1930

Juin 1930 : le combat pour unifier et souder l'Opposition de Gauche Internationale face à la tourmente qui s'annonce.


Œuvres - juin 1930

Léon Trotsky

Responsable du tournant : le trotskysme

On sait que l'Opposition est en train de dévier à droite, c'est-à-dire contre le socialisme et la collectivisation. On sait aussi que l'opposition est pour la collectivisation forcée. Et puisque la sélection et la formation de l'appareil, comme on le sait très bien également, était au cours des dernières années aux mains de l'Opposition, elle est donc responsable des tournants. Au moins, c'est ce qu'on écrit dans la Pravda. Si cela ne vous plait pas, ne la lisez pas, mais n'interférez pas avec la "ligne générale".
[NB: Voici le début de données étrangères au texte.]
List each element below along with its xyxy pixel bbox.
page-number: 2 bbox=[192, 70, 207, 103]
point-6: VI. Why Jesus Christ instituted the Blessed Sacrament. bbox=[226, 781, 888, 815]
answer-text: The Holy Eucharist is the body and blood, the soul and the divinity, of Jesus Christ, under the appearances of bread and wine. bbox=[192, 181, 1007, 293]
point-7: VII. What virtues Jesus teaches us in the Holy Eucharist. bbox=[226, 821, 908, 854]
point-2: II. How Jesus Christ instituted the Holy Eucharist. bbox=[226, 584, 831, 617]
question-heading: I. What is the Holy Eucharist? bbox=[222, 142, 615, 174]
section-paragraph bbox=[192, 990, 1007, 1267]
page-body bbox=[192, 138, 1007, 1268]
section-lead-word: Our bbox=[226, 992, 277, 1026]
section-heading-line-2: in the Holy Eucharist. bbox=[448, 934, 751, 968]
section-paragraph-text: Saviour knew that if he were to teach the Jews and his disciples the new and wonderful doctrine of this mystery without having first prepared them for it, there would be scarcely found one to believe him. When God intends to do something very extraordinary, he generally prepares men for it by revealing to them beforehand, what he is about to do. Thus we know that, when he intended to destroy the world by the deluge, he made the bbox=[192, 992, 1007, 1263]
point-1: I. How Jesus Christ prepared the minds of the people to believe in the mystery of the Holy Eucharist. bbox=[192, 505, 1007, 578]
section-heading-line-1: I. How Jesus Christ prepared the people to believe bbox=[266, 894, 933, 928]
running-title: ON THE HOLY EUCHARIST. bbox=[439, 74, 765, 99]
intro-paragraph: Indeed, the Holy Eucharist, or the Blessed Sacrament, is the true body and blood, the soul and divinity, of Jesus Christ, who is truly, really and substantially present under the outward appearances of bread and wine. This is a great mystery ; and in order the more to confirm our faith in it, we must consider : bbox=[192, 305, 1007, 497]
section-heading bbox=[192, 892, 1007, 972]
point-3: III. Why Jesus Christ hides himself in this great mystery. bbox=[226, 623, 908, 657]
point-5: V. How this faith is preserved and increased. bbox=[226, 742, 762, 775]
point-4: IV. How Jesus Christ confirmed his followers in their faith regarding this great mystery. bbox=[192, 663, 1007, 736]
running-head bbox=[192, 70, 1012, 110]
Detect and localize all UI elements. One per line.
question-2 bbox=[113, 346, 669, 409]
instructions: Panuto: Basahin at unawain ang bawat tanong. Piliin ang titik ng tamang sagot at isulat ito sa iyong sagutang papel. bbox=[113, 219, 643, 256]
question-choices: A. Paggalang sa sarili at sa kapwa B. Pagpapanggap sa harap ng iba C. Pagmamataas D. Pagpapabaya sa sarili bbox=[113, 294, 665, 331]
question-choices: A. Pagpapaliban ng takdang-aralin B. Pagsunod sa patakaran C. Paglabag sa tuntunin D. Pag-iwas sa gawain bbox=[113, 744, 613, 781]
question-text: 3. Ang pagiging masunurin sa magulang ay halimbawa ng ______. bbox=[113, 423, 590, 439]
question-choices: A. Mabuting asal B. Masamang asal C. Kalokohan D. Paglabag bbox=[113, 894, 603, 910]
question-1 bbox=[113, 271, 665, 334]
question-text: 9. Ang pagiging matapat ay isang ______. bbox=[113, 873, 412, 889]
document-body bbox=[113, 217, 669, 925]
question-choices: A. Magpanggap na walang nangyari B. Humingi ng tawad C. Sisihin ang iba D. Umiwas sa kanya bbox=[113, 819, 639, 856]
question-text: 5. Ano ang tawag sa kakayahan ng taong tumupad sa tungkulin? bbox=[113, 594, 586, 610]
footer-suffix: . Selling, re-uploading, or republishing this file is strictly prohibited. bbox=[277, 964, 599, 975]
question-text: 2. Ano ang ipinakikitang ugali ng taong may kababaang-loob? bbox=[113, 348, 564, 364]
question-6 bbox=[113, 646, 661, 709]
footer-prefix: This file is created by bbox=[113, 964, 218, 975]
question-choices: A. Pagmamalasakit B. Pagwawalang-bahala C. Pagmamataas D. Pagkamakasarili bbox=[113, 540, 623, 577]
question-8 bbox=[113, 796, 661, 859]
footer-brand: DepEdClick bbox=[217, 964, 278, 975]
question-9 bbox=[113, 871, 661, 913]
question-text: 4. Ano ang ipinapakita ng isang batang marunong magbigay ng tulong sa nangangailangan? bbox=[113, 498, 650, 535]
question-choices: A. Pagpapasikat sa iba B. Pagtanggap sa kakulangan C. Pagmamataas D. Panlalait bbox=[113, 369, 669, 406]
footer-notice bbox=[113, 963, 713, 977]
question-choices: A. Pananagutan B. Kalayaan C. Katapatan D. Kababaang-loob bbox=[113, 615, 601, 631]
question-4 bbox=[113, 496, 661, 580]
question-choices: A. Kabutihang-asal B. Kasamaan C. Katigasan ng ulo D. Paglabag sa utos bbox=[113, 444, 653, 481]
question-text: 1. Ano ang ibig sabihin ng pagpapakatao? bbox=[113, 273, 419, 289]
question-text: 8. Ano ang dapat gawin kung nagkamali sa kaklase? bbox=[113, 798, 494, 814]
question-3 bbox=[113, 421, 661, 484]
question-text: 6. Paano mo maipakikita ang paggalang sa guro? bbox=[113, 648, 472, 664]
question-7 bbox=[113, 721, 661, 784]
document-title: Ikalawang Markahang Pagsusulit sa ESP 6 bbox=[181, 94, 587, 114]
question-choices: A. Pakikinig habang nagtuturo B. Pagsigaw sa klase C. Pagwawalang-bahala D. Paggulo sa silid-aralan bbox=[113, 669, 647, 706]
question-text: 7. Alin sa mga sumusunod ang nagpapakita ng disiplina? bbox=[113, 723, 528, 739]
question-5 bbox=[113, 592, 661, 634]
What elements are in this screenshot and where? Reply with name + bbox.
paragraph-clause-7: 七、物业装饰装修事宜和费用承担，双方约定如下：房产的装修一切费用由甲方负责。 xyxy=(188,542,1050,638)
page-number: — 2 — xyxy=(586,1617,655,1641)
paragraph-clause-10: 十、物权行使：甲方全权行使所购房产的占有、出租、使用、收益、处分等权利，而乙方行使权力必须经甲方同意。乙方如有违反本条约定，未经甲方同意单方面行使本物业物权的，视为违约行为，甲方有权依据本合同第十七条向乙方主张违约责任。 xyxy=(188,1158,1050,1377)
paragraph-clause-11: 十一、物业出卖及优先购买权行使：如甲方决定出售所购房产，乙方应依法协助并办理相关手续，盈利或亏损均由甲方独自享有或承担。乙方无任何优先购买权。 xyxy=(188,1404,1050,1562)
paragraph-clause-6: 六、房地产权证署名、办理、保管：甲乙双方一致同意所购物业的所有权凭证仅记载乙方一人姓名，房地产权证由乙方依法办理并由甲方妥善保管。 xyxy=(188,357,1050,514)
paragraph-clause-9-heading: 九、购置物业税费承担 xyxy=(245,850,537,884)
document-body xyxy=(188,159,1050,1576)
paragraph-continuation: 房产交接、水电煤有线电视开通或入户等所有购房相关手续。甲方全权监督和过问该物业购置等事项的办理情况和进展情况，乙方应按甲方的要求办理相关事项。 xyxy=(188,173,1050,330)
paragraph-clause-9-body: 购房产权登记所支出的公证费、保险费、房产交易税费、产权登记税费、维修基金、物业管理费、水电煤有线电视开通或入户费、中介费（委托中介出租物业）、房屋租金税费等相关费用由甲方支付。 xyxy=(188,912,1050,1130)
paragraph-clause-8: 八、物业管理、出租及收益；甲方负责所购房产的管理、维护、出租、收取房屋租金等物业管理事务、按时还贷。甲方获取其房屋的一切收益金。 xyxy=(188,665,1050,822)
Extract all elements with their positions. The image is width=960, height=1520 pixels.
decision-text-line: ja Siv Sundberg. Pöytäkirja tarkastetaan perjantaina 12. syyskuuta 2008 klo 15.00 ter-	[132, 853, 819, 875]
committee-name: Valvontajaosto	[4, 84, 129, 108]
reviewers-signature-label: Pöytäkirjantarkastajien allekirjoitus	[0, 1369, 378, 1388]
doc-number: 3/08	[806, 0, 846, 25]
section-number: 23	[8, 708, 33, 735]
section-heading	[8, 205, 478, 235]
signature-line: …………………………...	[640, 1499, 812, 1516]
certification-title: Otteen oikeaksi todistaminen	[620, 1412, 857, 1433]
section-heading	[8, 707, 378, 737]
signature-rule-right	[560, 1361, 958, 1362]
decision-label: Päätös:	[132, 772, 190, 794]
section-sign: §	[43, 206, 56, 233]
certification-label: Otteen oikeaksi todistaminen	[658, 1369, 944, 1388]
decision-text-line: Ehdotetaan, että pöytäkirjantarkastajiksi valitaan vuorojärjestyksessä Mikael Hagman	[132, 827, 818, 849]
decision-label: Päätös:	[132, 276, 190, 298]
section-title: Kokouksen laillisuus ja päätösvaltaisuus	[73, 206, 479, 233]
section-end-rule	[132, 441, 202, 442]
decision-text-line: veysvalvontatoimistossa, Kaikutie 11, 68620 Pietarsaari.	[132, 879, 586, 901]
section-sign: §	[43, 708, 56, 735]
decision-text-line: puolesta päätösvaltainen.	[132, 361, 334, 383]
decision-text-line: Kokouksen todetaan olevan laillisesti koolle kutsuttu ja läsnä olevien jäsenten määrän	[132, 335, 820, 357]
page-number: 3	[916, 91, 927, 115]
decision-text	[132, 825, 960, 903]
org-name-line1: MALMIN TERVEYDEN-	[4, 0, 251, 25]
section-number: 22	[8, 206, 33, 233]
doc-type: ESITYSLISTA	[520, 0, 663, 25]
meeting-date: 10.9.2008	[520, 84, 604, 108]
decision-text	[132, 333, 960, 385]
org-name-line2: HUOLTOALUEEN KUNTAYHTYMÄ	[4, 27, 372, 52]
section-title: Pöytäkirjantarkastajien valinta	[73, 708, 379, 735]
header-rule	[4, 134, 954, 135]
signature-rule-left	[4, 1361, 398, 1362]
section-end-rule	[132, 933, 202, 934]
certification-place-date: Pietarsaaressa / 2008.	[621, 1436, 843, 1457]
Nous avions précédemment cité d'après la plate-forme officielle de l'Opposition publiée en 1927 ce qui concerne la collectivisation. Mais allons plus loin en arrière à la période du Communisme de guerre, quand la guerre civile et la famine nécessitaient une politique rigoureuse de réquisition des grains. Quelle était la perspective des bolcheviks sur la collectivisation dans ces dures années ? Dans un discours sur les soulèvements paysans provoqués par la réquisition du grain, le camarade Trotsky disait le 6 avril 1919 :

"Ces soulèvements nous ont donné la possibilité de développer notre plus grande force idéologique et organisationnelle. Mais en outre, comme vous le savez, ces soulèvements étaient aussi un signe de notre faiblesse, parce qu'ils ont entraîné non seulement les koulaks mais aussi - ne nous racontons pas des histoires sur ce point - une certaine partie de la paysannerie moyenne et intermédiaire. Cela peut être expliqué par les raisons générales que j'ai données - l'arriération de la paysannerie elle-même. Nous ne devons pas cependant rejeter la responsabilité sur l'arriération. Marx disait une fois qu'un paysan a des préjugés, mais aussi utilise son jugement et qu'on peut faire appel du préjugé du paysan à son jugement, et qu'on peut appeler du préjugé du paysan à son jugement afin de le conduire vers un ordre nouveau sur la base de l'expérience. La paysannerie devrait sentir, à travers l'expérience des faits qu'il a dans la classe ouvrière, dans son parti, dans son appareil soviétique, un dirigeant, un défenseur. Le paysan devrait comprendre que la réquisition était obligatoire pour nous, l'accepter comme inévitable; il devrait savoir que nous allons dans les campagnes pour déterminer sur qui la réquisition est la plus facile et sur qui la plus difficile. Que nous faisons la différence et cherchons l'amitié la plus étroite avec les paysans moyens.

C'est nécessaire parce que, jusqu'à ce que la classe ouvrière ait pris le pouvoir dans l'Europe occidentale, jusqu'à ce que notre aile gauche puisse s'appuyer sur la dictature prolétarienne d'Allemagne, de France et d'autres pays, nous sommes obligés d'appuyer notre aile droite sur le paysan moyen. Mais pas seulement dans cette période, non, également après la victoire décisive, inévitable et historiquement voulue par le destin de la classe ouvrière dans l'Europe entière, pour nous, dans notre pays, il reste la tâche importante et énorme de la socialisation de notre économie agricole, la transformant d'une économie paysanne arriérée et dispersée en une nouvelle économie communiste collective. Cette très grande tradition dans l'histoire mondiale peut-elle être de quelque façon que ce soit réalisée contre la volonté de la paysannerie ? D'aucune façon. Aucune mesure de force ne sera nécessaire, aucune mesure de compulsion, de soutien, d'exemples d'encouragement : ce sont les méthodes par lesquelles la classe ouvrière organisée et éclairée s'adresse au paysan moyen.